Кто я такой? Теперь я это узнал… Я ничего собой не представляю и никогда не представлял!.. Сын сторожа… Заместитель главного редактора… Побывал в Порт-Саиде… Поднимался на горы Йемена… Тьфу, тьфу, тьфу! Что я сделал в жизни после этого? Жил, упиваясь самоуничижением, как сказал Ибрахим. Марианна, Ибрахим, даже Мюллер сделали в сто раз больше меня. Я столкнулся лицом к лицу с настоящей войной и поспешил заключить сепаратный мир, а потом счел себя жертвой и мучеником.

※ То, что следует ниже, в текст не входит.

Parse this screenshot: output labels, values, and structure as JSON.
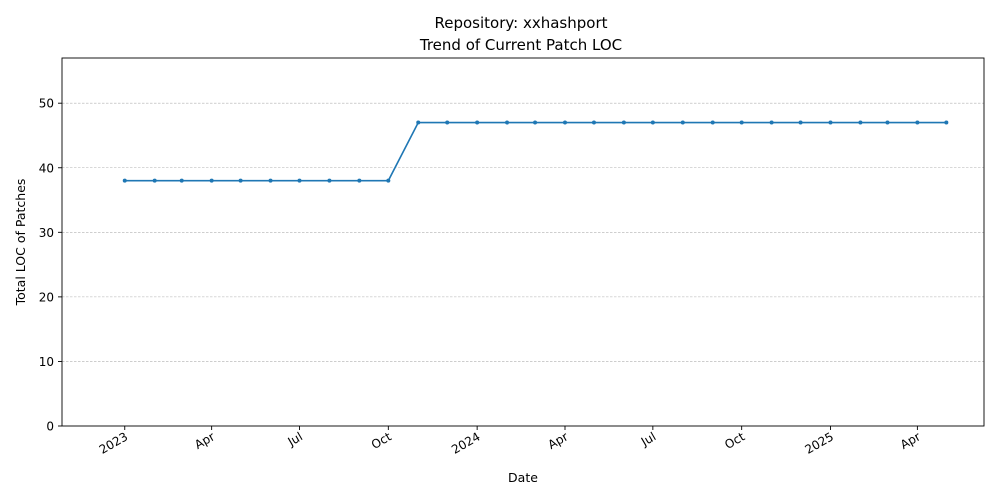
{
  "chart_data": {
    "type": "line",
    "title": "Repository: xxhashport",
    "subtitle": "Trend of Current Patch LOC",
    "xlabel": "Date",
    "ylabel": "Total LOC of Patches",
    "xlim": [
      "2022-10-28",
      "2025-06-09"
    ],
    "ylim": [
      0,
      57
    ],
    "yticks": [
      0,
      10,
      20,
      30,
      40,
      50
    ],
    "xticks": [
      {
        "date": "2023-01-01",
        "label": "2023"
      },
      {
        "date": "2023-04-01",
        "label": "Apr"
      },
      {
        "date": "2023-07-01",
        "label": "Jul"
      },
      {
        "date": "2023-10-01",
        "label": "Oct"
      },
      {
        "date": "2024-01-01",
        "label": "2024"
      },
      {
        "date": "2024-04-01",
        "label": "Apr"
      },
      {
        "date": "2024-07-01",
        "label": "Jul"
      },
      {
        "date": "2024-10-01",
        "label": "Oct"
      },
      {
        "date": "2025-01-01",
        "label": "2025"
      },
      {
        "date": "2025-04-01",
        "label": "Apr"
      }
    ],
    "grid": "y",
    "color": "#1f77b4",
    "x": [
      "2023-01-01",
      "2023-02-01",
      "2023-03-01",
      "2023-04-01",
      "2023-05-01",
      "2023-06-01",
      "2023-07-01",
      "2023-08-01",
      "2023-09-01",
      "2023-10-01",
      "2023-11-01",
      "2023-12-01",
      "2024-01-01",
      "2024-02-01",
      "2024-03-01",
      "2024-04-01",
      "2024-05-01",
      "2024-06-01",
      "2024-07-01",
      "2024-08-01",
      "2024-09-01",
      "2024-10-01",
      "2024-11-01",
      "2024-12-01",
      "2025-01-01",
      "2025-02-01",
      "2025-03-01",
      "2025-04-01",
      "2025-05-01"
    ],
    "y": [
      38,
      38,
      38,
      38,
      38,
      38,
      38,
      38,
      38,
      38,
      47,
      47,
      47,
      47,
      47,
      47,
      47,
      47,
      47,
      47,
      47,
      47,
      47,
      47,
      47,
      47,
      47,
      47,
      47
    ]
  }
}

Мучеником во имя чего? Жертвой кого? Собственного честолюбия, слабоволия и тщеславного желания влепить миру пощечину, изгнав из него счастье? Какая радость, что я наконец свалился на землю. Какая радость потерять все, что было в прошлом, чтобы найти тебя, Бриджит!
Осталось только счастье! Ничего, кроме счастья…
Прошу прощения, принц Гамлет, пусть «только молчание» остается твоим уделом, тебе приличествует благородное молчание, а мне не суждено быть на твоем месте. Я лишь пожилой, обманувшийся человек, который занимался одно время болтовней, звучавшей серьезно только в его ушах.
Прошу прощения, принц, потому что на мою долю выпало счастье!
Прости меня, Ибрахим, потому что она возвращается ко мне в конце жизни не в виде кары, а как подарок судьбы.
ГЛАВА ВОСЬМАЯ
Да продлится этот день!
Я о многом забыл в те дни, в том числе и об эмире Хамиде. Выйдя из больницы, послал ему через Юсуфа благодарственное послание, после чего совершенно перестал думать и о нем, и о его издательском проекте. Однако спустя некоторое время Юсуф позвонил и сообщил, что эмир «будет счастлив» меня видеть. Я уловил в его тоне определенную настойчивость, и мы договорились о встрече.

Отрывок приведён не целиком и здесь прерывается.